Man könnte so tun, als wäre der Montag ein Sonntag. Weil der Sonntag ohnehin nicht so berauschend war. Und weil montags die Sonne schon übermütig ist, dass sie einem gar keine andere Wahl lässt, als die Dinge zu überdenken.
Wobei…das mit dem Denken kann man sich eigentlich sparen. Lieber hineinfühlen in den Tag und die Macht erkennen, die man über den Verlauf der nächsten Stunden hat.
Ich habe morgens noch Mails beantwortet, bin hinüber zum Bäcker gegangen, hab den ersten Espresso durch die Maschine gejagt, wie ich es an Wochentagen üblicherweise tue.
Dann kam noch ein Telefongespräch dazwischen. Wobei…so kann man es nicht sagen, denn es war nicht unbeteiligt an dem, was sich später noch ergeben sollte.
Ja, da war diese Stimme, die diesen neuen, anderen Plan nicht gut fand: ‘Einfach so an den See fahren? Es ist Montag! Es gibt doch Dinge zu tun und zu erledigen. Irgendwas gibt es schließlich immer zu tun.’
Wann immer so eine Stimme auftaucht: Man kann sie ignorieren.
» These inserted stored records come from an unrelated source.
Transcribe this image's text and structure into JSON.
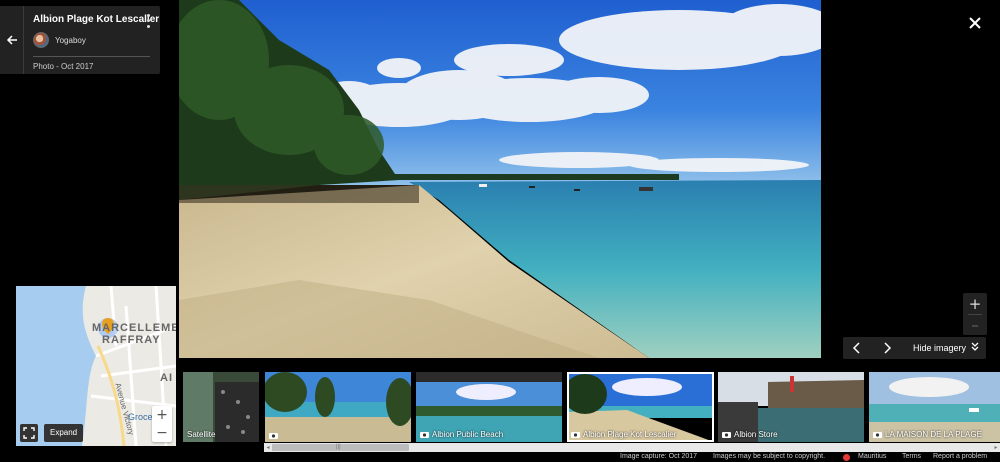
{
  "info_card": {
    "title": "Albion Plage Kot Lescalier",
    "author": "Yogaboy",
    "date": "Photo - Oct 2017"
  },
  "controls": {
    "zoom_in": "+",
    "zoom_out": "–",
    "hide_imagery": "Hide imagery"
  },
  "minimap": {
    "labels": [
      "MARCELLEMENT",
      "RAFFRAY",
      "AI"
    ],
    "streets": [
      "Avenue Victory"
    ],
    "poi": "Groce",
    "zoom_in": "+",
    "zoom_out": "−",
    "expand_tooltip": "Expand"
  },
  "filmstrip": [
    {
      "caption": "Satellite"
    },
    {
      "caption": ""
    },
    {
      "caption": "Albion Public Beach"
    },
    {
      "caption": "Albion Plage Kot Lescalier",
      "selected": true
    },
    {
      "caption": "Albion Store"
    },
    {
      "caption": "LA MAISON DE LA PLAGE"
    }
  ],
  "footer": {
    "capture": "Image capture: Oct 2017",
    "copyright": "Images may be subject to copyright.",
    "region": "Mauritius",
    "terms": "Terms",
    "report": "Report a problem"
  },
  "colors": {
    "sky": "#2a6fd6",
    "sea": "#3aa3b8",
    "sand": "#d8c8a0",
    "panel": "#222222"
  }
}
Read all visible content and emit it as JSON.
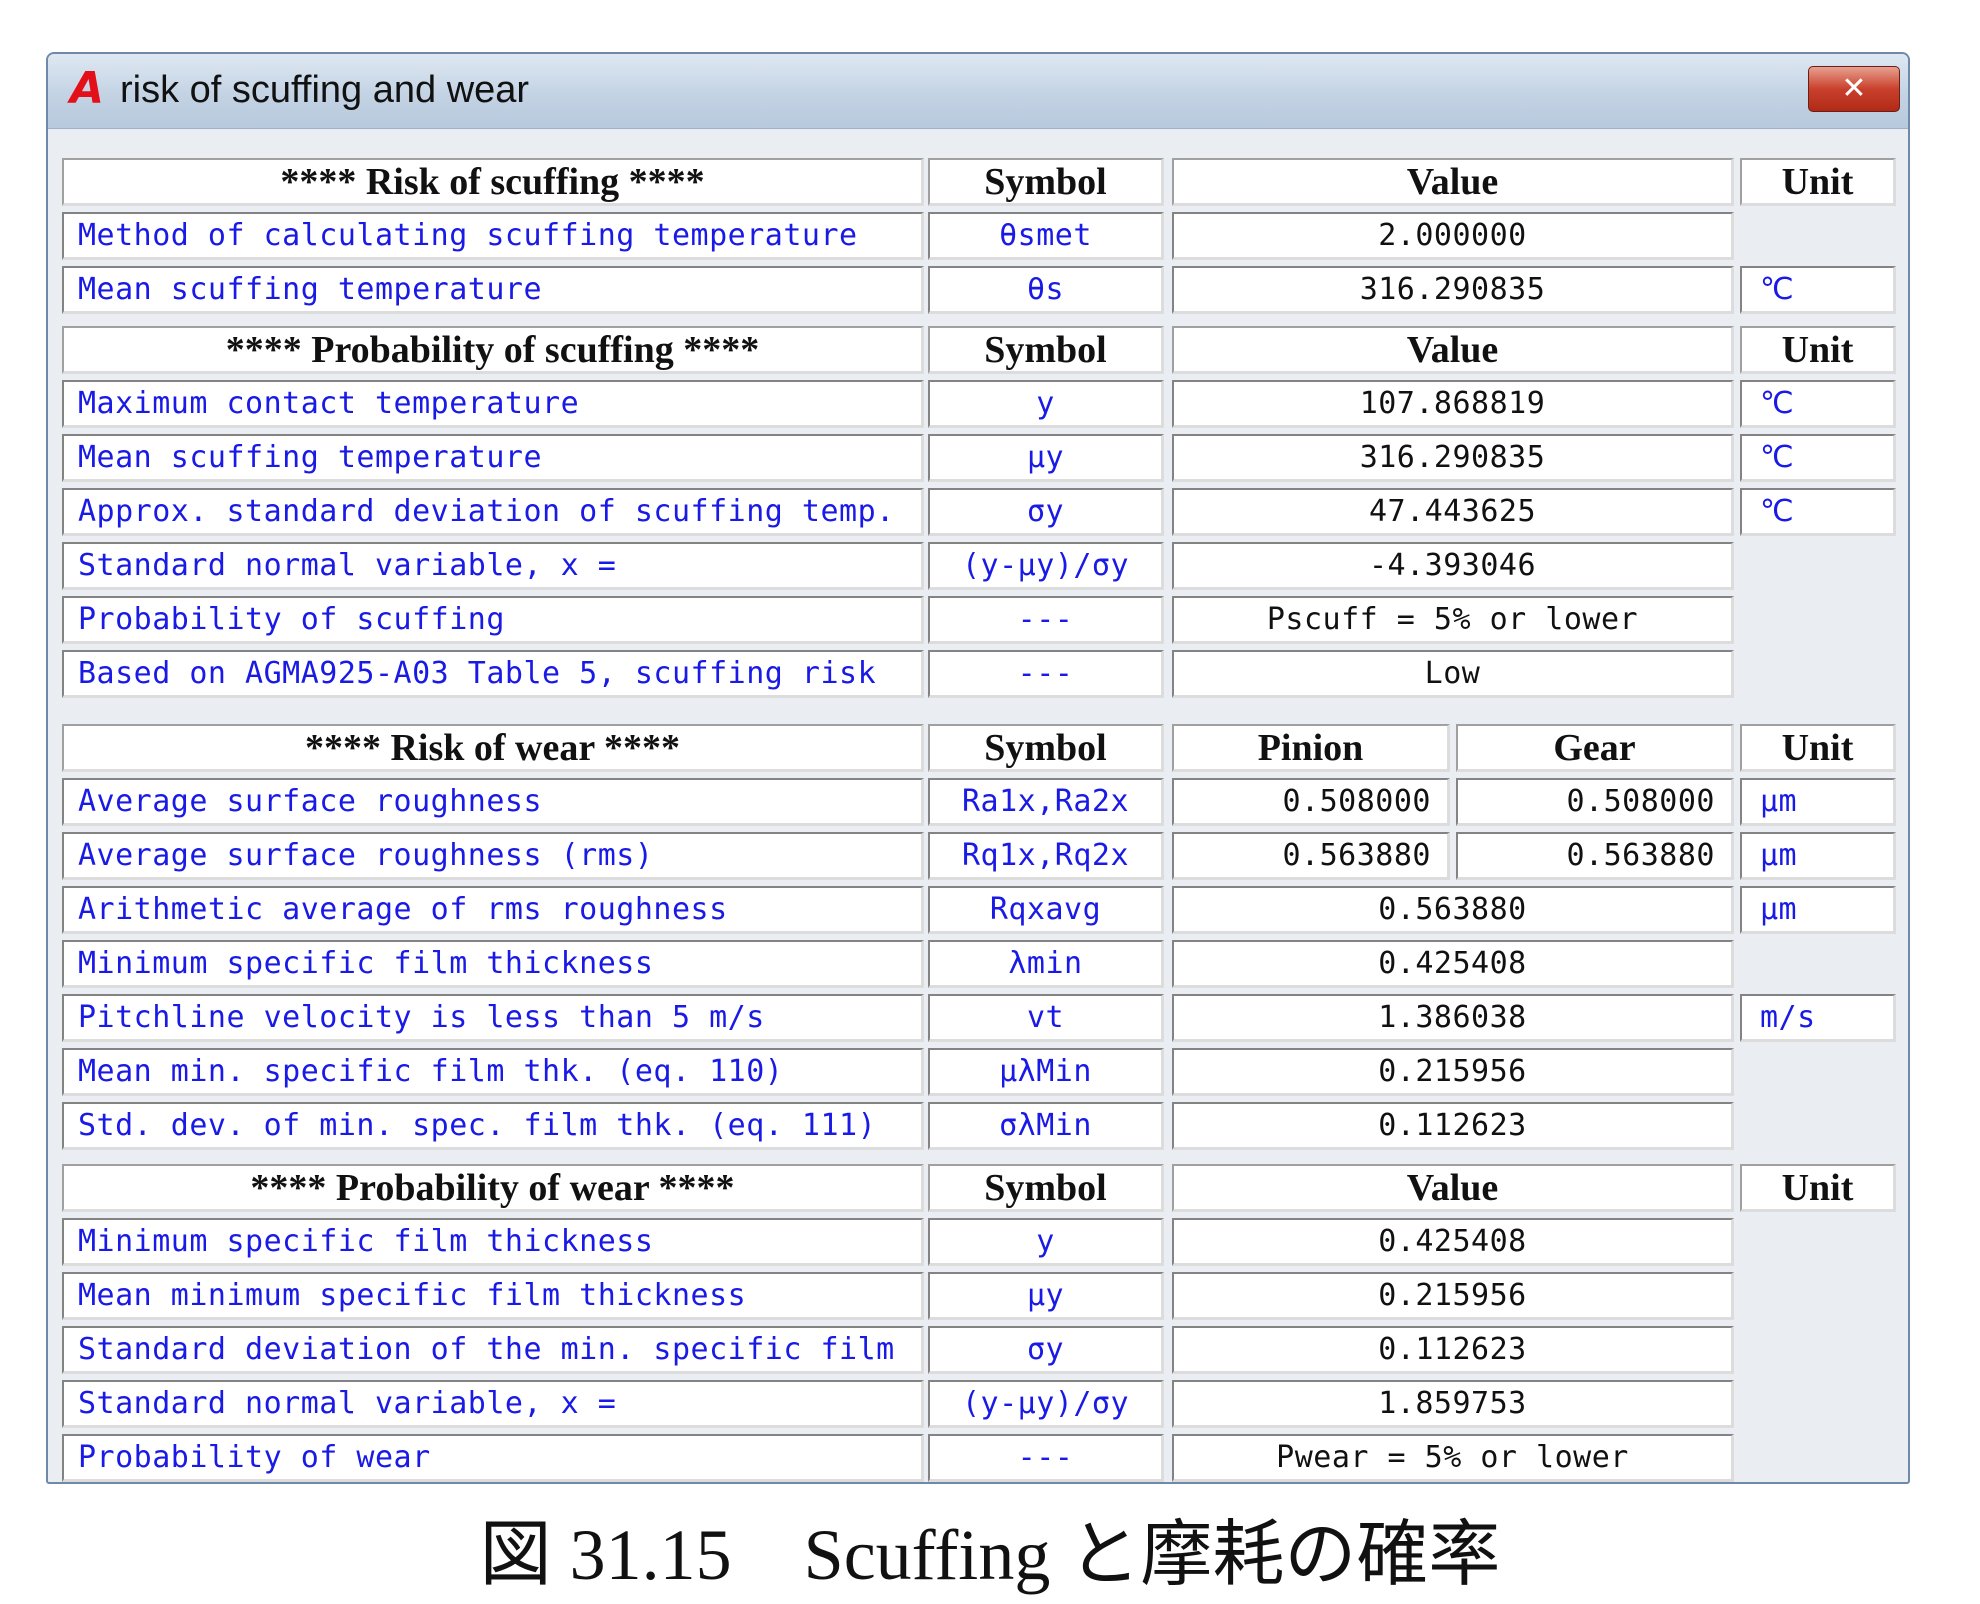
{
  "window": {
    "title": "risk of scuffing and wear",
    "app_icon_letter": "A",
    "close_glyph": "✕"
  },
  "s1": {
    "header": {
      "title": "**** Risk of scuffing ****",
      "symbol": "Symbol",
      "value": "Value",
      "unit": "Unit"
    },
    "rows": [
      {
        "label": "Method of calculating scuffing temperature",
        "symbol": "θsmet",
        "value": "2.000000",
        "unit": ""
      },
      {
        "label": "Mean scuffing temperature",
        "symbol": "θs",
        "value": "316.290835",
        "unit": "℃"
      }
    ]
  },
  "s2": {
    "header": {
      "title": "**** Probability of scuffing ****",
      "symbol": "Symbol",
      "value": "Value",
      "unit": "Unit"
    },
    "rows": [
      {
        "label": "Maximum contact temperature",
        "symbol": "y",
        "value": "107.868819",
        "unit": "℃"
      },
      {
        "label": "Mean scuffing temperature",
        "symbol": "μy",
        "value": "316.290835",
        "unit": "℃"
      },
      {
        "label": "Approx. standard deviation of scuffing temp.",
        "symbol": "σy",
        "value": "47.443625",
        "unit": "℃"
      },
      {
        "label": "Standard normal variable, x =",
        "symbol": "(y-μy)/σy",
        "value": "-4.393046",
        "unit": ""
      },
      {
        "label": "Probability of scuffing",
        "symbol": "---",
        "value": "Pscuff = 5% or lower",
        "unit": ""
      },
      {
        "label": "Based on AGMA925-A03 Table 5, scuffing risk",
        "symbol": "---",
        "value": "Low",
        "unit": ""
      }
    ]
  },
  "s3": {
    "header": {
      "title": "**** Risk of wear ****",
      "symbol": "Symbol",
      "pinion": "Pinion",
      "gear": "Gear",
      "unit": "Unit"
    },
    "rows": [
      {
        "label": "Average surface roughness",
        "symbol": "Ra1x,Ra2x",
        "pinion": "0.508000",
        "gear": "0.508000",
        "unit": "μm"
      },
      {
        "label": "Average surface roughness (rms)",
        "symbol": "Rq1x,Rq2x",
        "pinion": "0.563880",
        "gear": "0.563880",
        "unit": "μm"
      },
      {
        "label": "Arithmetic average of rms roughness",
        "symbol": "Rqxavg",
        "value": "0.563880",
        "unit": "μm"
      },
      {
        "label": "Minimum specific film thickness",
        "symbol": "λmin",
        "value": "0.425408",
        "unit": ""
      },
      {
        "label": "Pitchline velocity is less than 5 m/s",
        "symbol": "vt",
        "value": "1.386038",
        "unit": "m/s"
      },
      {
        "label": "Mean min. specific film thk. (eq. 110)",
        "symbol": "μλMin",
        "value": "0.215956",
        "unit": ""
      },
      {
        "label": "Std. dev. of min. spec. film thk. (eq. 111)",
        "symbol": "σλMin",
        "value": "0.112623",
        "unit": ""
      }
    ]
  },
  "s4": {
    "header": {
      "title": "**** Probability of wear ****",
      "symbol": "Symbol",
      "value": "Value",
      "unit": "Unit"
    },
    "rows": [
      {
        "label": "Minimum specific film thickness",
        "symbol": "y",
        "value": "0.425408",
        "unit": ""
      },
      {
        "label": "Mean minimum specific film thickness",
        "symbol": "μy",
        "value": "0.215956",
        "unit": ""
      },
      {
        "label": "Standard deviation of the min. specific film",
        "symbol": "σy",
        "value": "0.112623",
        "unit": ""
      },
      {
        "label": "Standard normal variable, x =",
        "symbol": "(y-μy)/σy",
        "value": "1.859753",
        "unit": ""
      },
      {
        "label": "Probability of wear",
        "symbol": "---",
        "value": "Pwear = 5% or lower",
        "unit": ""
      }
    ]
  },
  "caption": "図 31.15　Scuffing と摩耗の確率"
}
Das geht. Wirklich! Es passiert gar nichts Schlimmes!
Außerdem war sie schon zu spüren, diese Wärme in der Luft, die sich zu einer unerträglichen Hitze ausweiten würde.
‚Das wird doch heute sowieso nichts‘, sagte die andere Stimme. ‚Du würdest sowieso nur den ganzen Tag am Schreibtisch sitzen, ohne wirklich produktiv gewesen zu sein. Und dann ärgerst du dich, weil du es NICHT getan hast. Ich kenn dich doch!‘
Je leiser und zurückhaltender diese zweite Stimme ist, umso ernster sollte man sie nehmen. Denn sie hat mit großer Wahrscheinlichkeit Recht.
Es braucht nicht viel. Einen Bikini, ein Handtuch, eine Trinkflasche vielleicht. Alles andere ergibt sich.
Nicht nachdenken, einfach mit selbstsicherer Leichtigkeit das Steuer in die Hand nehmen. Das Steuer des Autos und das des eigenen Lebens.
Man hat es immer selbst in der Hand.
Was man tut oder nicht tut.
Wie man sich fühlt oder nicht fühlt.
Wie man lebt – oder eben nicht lebt.
In einer Welt, die einen verdammt fordert. So wie sie eben ist. Oder was aus ihr geworden ist. Es ist nicht alles schlecht. Doch alles zusammen ist schnell zu viel.
Die Europameisterschaft.
Trump.
Und dann noch Shannen Doherty.
Vielleicht war sie sogar der Grund, dass ich im Auto saß und montags an den See fuhr. Einfach so. Weil das Leben kurz ist. Hab‘ ich schon mal gesagt, ich weiß.
Ich erinnere mich noch an Beverly Hills 90210. Mein Vater montierte die SAT-Schüssel auf dem Dach und völlig neue Welten taten sich auf. Ich war dabei, als Cindy Crawford im dunkelblauen Taftkleid ‚House of Style‘ moderierte. Und ich beneidete Brenda & Brendon, die immer schönes Wetter hatten, noch vor der Schule joggen gingen und coole Parties in den Villen fremder Eltern feierten.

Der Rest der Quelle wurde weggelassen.